Over Sensitive
Y'know, these days I have to be really careful about what I read or even what I watch on TV. I know some would say I am over sensitive, but reading or watching the wrong thing can (and does) send my mood plummeting. I'm not always sure what "the wrong thing" is to be honest. Injustice of any kind, I think. Watching a crime drama about a doctor who causes someones death and then covers it up and gets away with it is definitely "the wrong thing" for me.
When Mr Man was in hospital for the third time in 2003 one of the patients died. It was widely believed that the doctor had assessed the patient and decided that she was well enough to go home with her husband for the weekend, but then she killed herself. An easy mistake. If someone is determined enough (and pretty good at acting) it is possible that they could fool the doctor into believing that they are starting to make a recovery. It was a tragedy.
But, what actually happened was that the patient was on "level 3 obs" as they called it - she was supposed to have been checked every 15 minutes to make sure she was safe. She wasn't on home leave at all. During the inquest it was explained that the hospital was regularly under-staffed, making such observations difficult. The ward had two floors, with numerous exit points, which increased the difficulty further.
Actually, the truth is that at night the patients weren't allowed downstairs, and in the day the patients weren't allowed upstairs and their rooms were locked. It was impossible to leave the ward from the first floor anyway - all of the windows had bars across them on the outside, preventing them from opening more than a few inches. On the ground floor there were only two exit points, one of which was directly next to the office. In fact you couldn't walk in or out of the exit without being seen by whomever was in the office. So how did this patient manage to leave the ward?

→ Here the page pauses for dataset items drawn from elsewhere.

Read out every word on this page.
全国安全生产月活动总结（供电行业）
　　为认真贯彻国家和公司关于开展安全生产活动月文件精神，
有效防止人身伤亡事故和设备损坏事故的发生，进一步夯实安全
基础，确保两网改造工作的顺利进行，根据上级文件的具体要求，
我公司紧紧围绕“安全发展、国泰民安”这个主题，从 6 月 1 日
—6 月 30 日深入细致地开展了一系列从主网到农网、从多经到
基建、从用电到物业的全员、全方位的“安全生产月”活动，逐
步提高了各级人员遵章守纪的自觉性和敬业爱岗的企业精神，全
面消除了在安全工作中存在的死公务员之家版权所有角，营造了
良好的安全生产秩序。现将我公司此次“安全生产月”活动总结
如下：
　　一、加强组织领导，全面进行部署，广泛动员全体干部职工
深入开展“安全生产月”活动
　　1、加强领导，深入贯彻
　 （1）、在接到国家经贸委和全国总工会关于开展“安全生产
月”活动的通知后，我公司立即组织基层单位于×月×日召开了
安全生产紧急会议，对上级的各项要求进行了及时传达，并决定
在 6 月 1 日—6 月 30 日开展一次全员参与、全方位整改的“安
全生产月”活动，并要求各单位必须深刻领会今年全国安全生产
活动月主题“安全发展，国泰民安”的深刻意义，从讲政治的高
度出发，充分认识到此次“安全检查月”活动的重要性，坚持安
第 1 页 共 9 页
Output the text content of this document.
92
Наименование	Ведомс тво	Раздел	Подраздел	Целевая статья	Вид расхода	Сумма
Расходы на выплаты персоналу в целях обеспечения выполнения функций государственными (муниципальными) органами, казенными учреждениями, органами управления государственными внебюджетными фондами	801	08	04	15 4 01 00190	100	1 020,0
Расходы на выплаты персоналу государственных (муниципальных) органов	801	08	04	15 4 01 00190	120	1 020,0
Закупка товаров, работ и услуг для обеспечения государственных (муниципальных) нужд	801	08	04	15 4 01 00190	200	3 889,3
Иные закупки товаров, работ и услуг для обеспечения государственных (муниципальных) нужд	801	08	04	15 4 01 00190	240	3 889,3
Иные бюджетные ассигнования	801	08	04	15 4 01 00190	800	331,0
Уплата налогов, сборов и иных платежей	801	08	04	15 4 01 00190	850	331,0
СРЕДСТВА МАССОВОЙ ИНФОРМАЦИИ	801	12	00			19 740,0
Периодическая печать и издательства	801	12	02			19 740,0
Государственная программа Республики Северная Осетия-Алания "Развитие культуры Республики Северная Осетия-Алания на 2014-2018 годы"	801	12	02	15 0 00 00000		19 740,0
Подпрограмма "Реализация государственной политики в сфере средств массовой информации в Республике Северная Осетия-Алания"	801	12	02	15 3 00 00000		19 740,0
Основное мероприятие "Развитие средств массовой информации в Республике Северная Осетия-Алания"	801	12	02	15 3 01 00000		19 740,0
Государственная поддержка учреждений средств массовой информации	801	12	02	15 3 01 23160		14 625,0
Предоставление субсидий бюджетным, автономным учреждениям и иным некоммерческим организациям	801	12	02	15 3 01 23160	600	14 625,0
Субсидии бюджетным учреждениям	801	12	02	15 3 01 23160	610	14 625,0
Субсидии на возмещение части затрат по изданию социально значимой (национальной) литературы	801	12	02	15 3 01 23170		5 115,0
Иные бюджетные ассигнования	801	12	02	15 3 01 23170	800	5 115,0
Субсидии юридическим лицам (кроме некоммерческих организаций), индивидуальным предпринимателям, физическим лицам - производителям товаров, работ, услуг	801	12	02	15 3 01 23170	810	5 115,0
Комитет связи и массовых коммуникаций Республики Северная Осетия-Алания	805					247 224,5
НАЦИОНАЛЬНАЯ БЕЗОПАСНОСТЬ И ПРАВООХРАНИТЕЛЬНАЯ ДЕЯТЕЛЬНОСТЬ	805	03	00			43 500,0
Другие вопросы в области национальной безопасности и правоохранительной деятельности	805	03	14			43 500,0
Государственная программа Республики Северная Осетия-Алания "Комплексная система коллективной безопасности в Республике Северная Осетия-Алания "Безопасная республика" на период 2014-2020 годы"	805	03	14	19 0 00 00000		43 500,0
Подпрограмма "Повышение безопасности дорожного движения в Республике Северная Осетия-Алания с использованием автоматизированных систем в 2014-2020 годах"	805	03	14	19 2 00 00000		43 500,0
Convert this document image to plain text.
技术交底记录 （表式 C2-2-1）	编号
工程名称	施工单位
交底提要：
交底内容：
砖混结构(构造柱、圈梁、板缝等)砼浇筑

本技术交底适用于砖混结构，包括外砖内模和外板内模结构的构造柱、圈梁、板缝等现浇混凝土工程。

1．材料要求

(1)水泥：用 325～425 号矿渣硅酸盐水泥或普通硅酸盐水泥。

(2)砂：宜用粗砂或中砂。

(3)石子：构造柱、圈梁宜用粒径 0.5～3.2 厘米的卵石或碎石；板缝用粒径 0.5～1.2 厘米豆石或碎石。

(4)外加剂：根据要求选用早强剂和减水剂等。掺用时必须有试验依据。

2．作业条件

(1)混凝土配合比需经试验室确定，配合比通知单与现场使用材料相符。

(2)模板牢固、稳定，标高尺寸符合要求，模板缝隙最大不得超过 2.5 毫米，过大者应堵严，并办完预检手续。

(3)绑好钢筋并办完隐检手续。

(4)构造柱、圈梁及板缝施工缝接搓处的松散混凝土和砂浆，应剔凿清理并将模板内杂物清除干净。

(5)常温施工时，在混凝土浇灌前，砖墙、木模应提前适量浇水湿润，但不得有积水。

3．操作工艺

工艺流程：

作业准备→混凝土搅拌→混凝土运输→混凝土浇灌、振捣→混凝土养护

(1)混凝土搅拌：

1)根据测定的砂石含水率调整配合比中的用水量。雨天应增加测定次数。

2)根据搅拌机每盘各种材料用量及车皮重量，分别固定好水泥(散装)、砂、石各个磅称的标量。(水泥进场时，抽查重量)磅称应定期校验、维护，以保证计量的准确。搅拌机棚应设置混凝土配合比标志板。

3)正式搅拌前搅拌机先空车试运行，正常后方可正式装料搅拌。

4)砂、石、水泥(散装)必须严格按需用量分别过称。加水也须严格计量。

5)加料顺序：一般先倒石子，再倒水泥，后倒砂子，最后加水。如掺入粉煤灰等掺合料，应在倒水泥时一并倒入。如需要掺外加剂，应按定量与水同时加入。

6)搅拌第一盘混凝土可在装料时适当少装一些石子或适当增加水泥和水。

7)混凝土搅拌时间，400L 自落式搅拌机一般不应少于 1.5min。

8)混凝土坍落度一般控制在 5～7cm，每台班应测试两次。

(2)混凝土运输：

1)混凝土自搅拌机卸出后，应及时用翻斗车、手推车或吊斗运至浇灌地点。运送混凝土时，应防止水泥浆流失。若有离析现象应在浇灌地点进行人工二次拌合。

It was nearly four years before the truth was finally established, that the patient's notes were falsified and recorded that she had been checked on - a full half hour after CCTV footage showed her committing suicide elsewhere in the town. She was missing for four hours before anyone noticed. The notes were falsified by the nurse whom I had witnessed on numerous occasions playing computer games in the office. Obviously the nurses were very busy because they were so under-staffed.
It makes me wonder what we would have found out if the case of Mr Man's attempted suicide on the ward a year earlier was fully investigated. Of course, it never was investigated because... well, he didn't die did he? So that made everything ok. That's what I was continually told anyway. I did meet with the Medical Director, to discuss this and other issues, and I was assured that Mr Man had been checked every 15 minutes, so the staff had done all they could to prevent it - it was in his notes so it must be true.